1. Our Secure Infrastructure

RoostPay is built on Supabase, a trusted, enterprise-grade database and authentication platform. By leveraging this infrastructure, we ensure that your data is protected by the same modern security standards used by global financial and healthcare applications.

2. Bank-Level Encryption

We utilize state-of-the-art encryption protocols to ensure that your data is unreadable to unauthorized parties, whether it is sitting in our database or moving across the internet.

• Encryption in Transit: All communications between your device (mobile app or web browser) and our servers are encrypted using TLS 1.2+ (Transport Layer Security). This prevents interception of your data over the network.
• Encryption at Rest: All user data, including database records and stored files, is automatically encrypted at rest using AES-256 encryption-the industry standard for securing highly sensitive information.

3. Secure Vaults for Highly Sensitive Data

For your most critical information-such as Social Insurance Numbers (SINs) and bank account details-standard database encryption isn't enough.

• We utilize Supabase Vault and Transparent Column Encryption.
• This means highly sensitive data fields are individually encrypted using dedicated cryptographic keys before they are ever stored. Even in the highly unlikely event of a database breach, these specific fields remain entirely inaccessible and locked within secure, encrypted vaults.

4. Document Storage & Protection

RoostPay securely generates, processes, and stores official employment and tax documents, including:

• Bi-weekly or monthly Paystubs
• TD1 Forms (Personal Tax Credits Return)
• T4 Forms (Statement of Remuneration Paid)

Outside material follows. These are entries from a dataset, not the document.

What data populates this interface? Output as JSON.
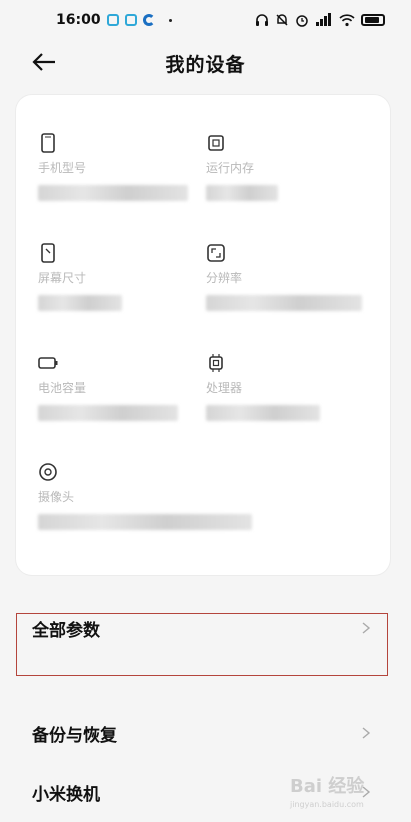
{
  "status_bar": {
    "time": "16:00"
  },
  "header": {
    "title": "我的设备"
  },
  "specs": [
    {
      "label": "手机型号",
      "icon": "phone-icon"
    },
    {
      "label": "运行内存",
      "icon": "memory-chip-icon"
    },
    {
      "label": "屏幕尺寸",
      "icon": "screen-size-icon"
    },
    {
      "label": "分辨率",
      "icon": "resolution-icon"
    },
    {
      "label": "电池容量",
      "icon": "battery-icon"
    },
    {
      "label": "处理器",
      "icon": "processor-icon"
    },
    {
      "label": "摄像头",
      "icon": "camera-icon"
    }
  ],
  "rows": [
    {
      "label": "全部参数"
    },
    {
      "label": "备份与恢复"
    },
    {
      "label": "小米换机"
    }
  ],
  "watermark": {
    "text": "Bai 经验",
    "sub": "jingyan.baidu.com"
  },
  "colors": {
    "highlight_border": "#b4453c",
    "label_gray": "#b9b9b9"
  }
}
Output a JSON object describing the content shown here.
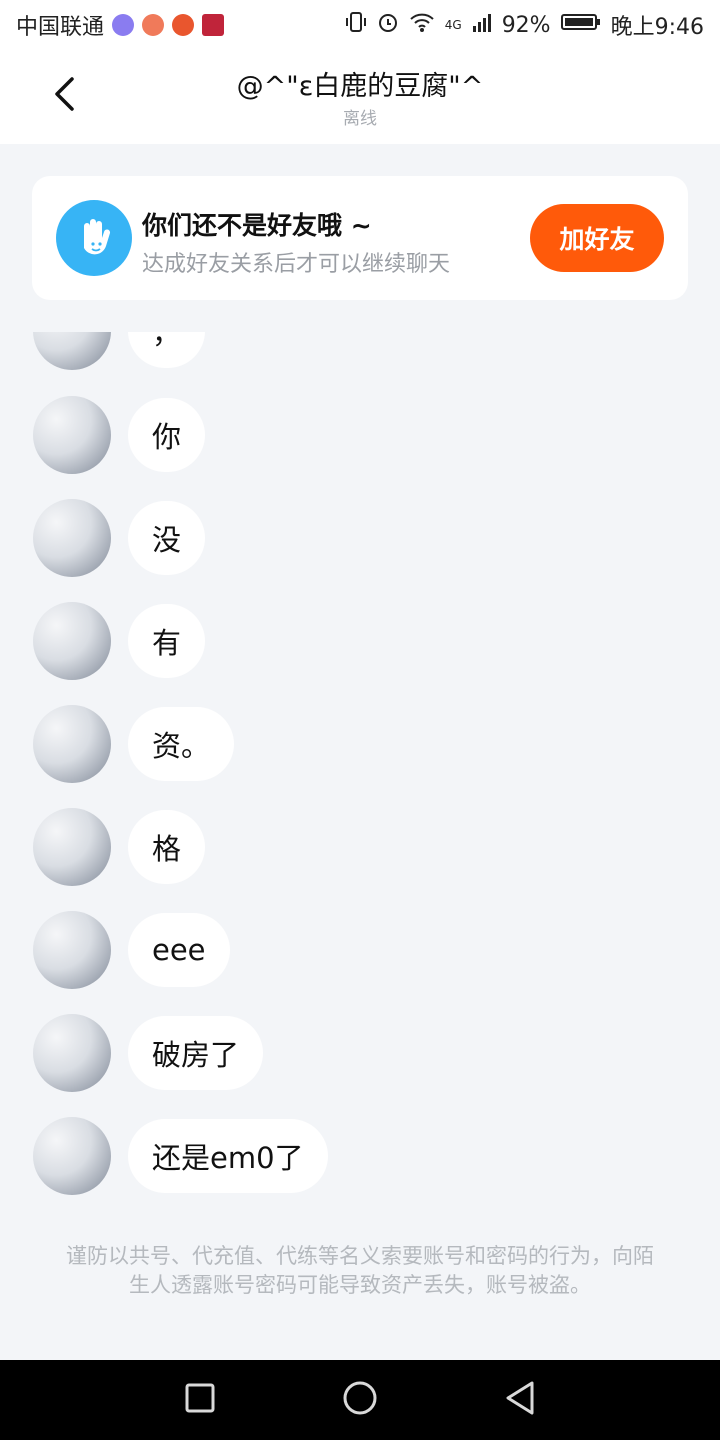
{
  "status_bar": {
    "carrier": "中国联通",
    "network": "4G",
    "battery": "92%",
    "time": "晚上9:46"
  },
  "header": {
    "title": "@^\"ε白鹿的豆腐\"^",
    "subtitle": "离线",
    "back_icon": "chevron-left-icon"
  },
  "friend_card": {
    "title": "你们还不是好友哦 ~",
    "subtitle": "达成好友关系后才可以继续聊天",
    "button_label": "加好友",
    "icon": "waving-hand-icon",
    "accent_color": "#ff5a0a"
  },
  "messages": [
    {
      "text": "，"
    },
    {
      "text": "你"
    },
    {
      "text": "没"
    },
    {
      "text": "有"
    },
    {
      "text": "资。"
    },
    {
      "text": "格"
    },
    {
      "text": "eee"
    },
    {
      "text": "破房了"
    },
    {
      "text": "还是em0了"
    }
  ],
  "notice": "谨防以共号、代充值、代练等名义索要账号和密码的行为，向陌生人透露账号密码可能导致资产丢失，账号被盗。",
  "nav_bar": {
    "icons": [
      "recent-apps-icon",
      "home-icon",
      "back-icon"
    ]
  }
}
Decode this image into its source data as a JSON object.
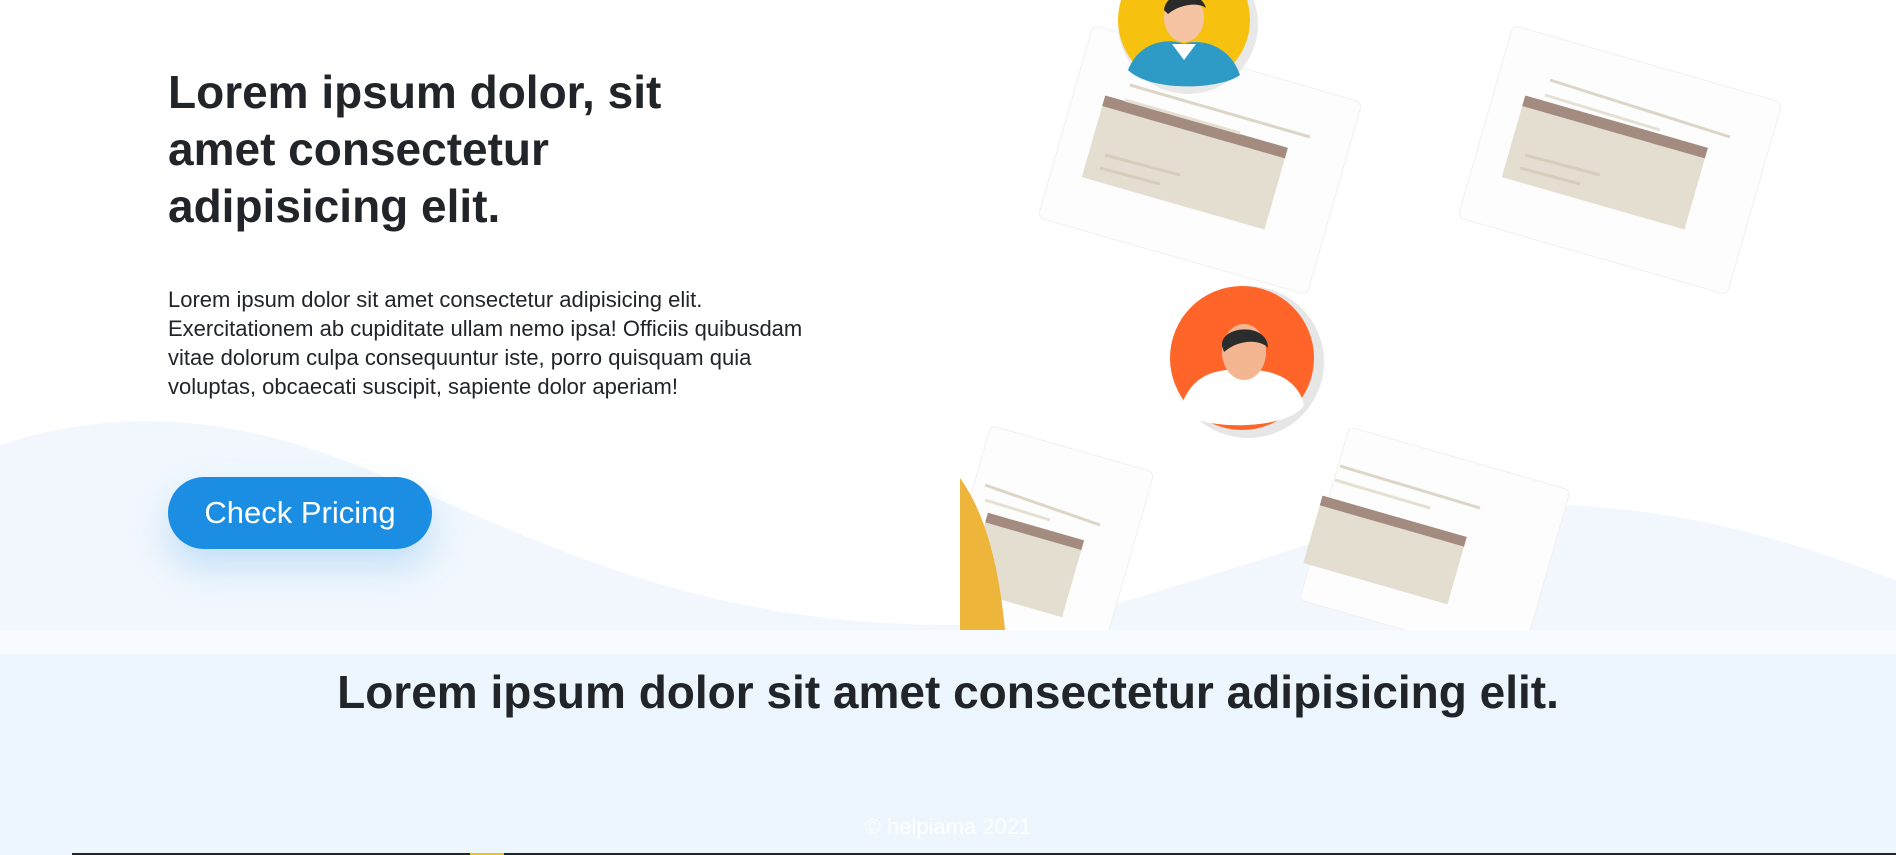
{
  "hero": {
    "title": "Lorem ipsum dolor, sit amet consectetur adipisicing elit.",
    "text": "Lorem ipsum dolor sit amet consectetur adipisicing elit. Exercitationem ab cupiditate ullam nemo ipsa! Officiis quibusdam vitae dolorum culpa consequuntur iste, porro quisquam quia voluptas, obcaecati suscipit, sapiente dolor aperiam!",
    "cta_label": "Check Pricing"
  },
  "section": {
    "title": "Lorem ipsum dolor sit amet consectetur adipisicing elit."
  },
  "footer": {
    "copyright": "© helpiama 2021"
  },
  "colors": {
    "accent": "#1b8ee3",
    "wave": "#eef6fd",
    "text": "#212529",
    "avatar_yellow": "#f7c20f",
    "avatar_orange": "#ff6428"
  },
  "icons": [
    "avatar-man-yellow-bg",
    "avatar-man-orange-bg",
    "document-card"
  ]
}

These documents are not stored on public servers. They are held in secure, private storage buckets. Document retrieval requires strict, time-limited authentication tokens, meaning a document can only be downloaded by the specific employer or employee it belongs to, exactly when they request it.

5. Strict Access Controls (Row Level Security)

We employ Row Level Security (RLS) across our entire database. This is a strict architectural safeguard ensuring that users can only interact with their own data.

• For Employers: You can only view the payroll records, schedules, and documents of your specific household and authorized employees.
• For Employees: You can only view your personal paystubs, logged hours, and tax documents.
• RLS acts as a mathematical guarantee at the database level that cross-account data leakage cannot occur.

6. Continuous Monitoring and Compliance

• PIPEDA Alignment: Our security practices are designed to comply with the Personal Information Protection and Electronic Documents Act (PIPEDA), ensuring your data is handled with the highest level of privacy and care.
• Authentication: We use secure, industry-standard JSON Web Tokens (JWT) to manage user sessions, preventing unauthorized access to idle accounts.
• Resilience: Our databases feature continuous backups and Point-in-Time Recovery, ensuring that your payroll records are protected against accidental deletion or system failures.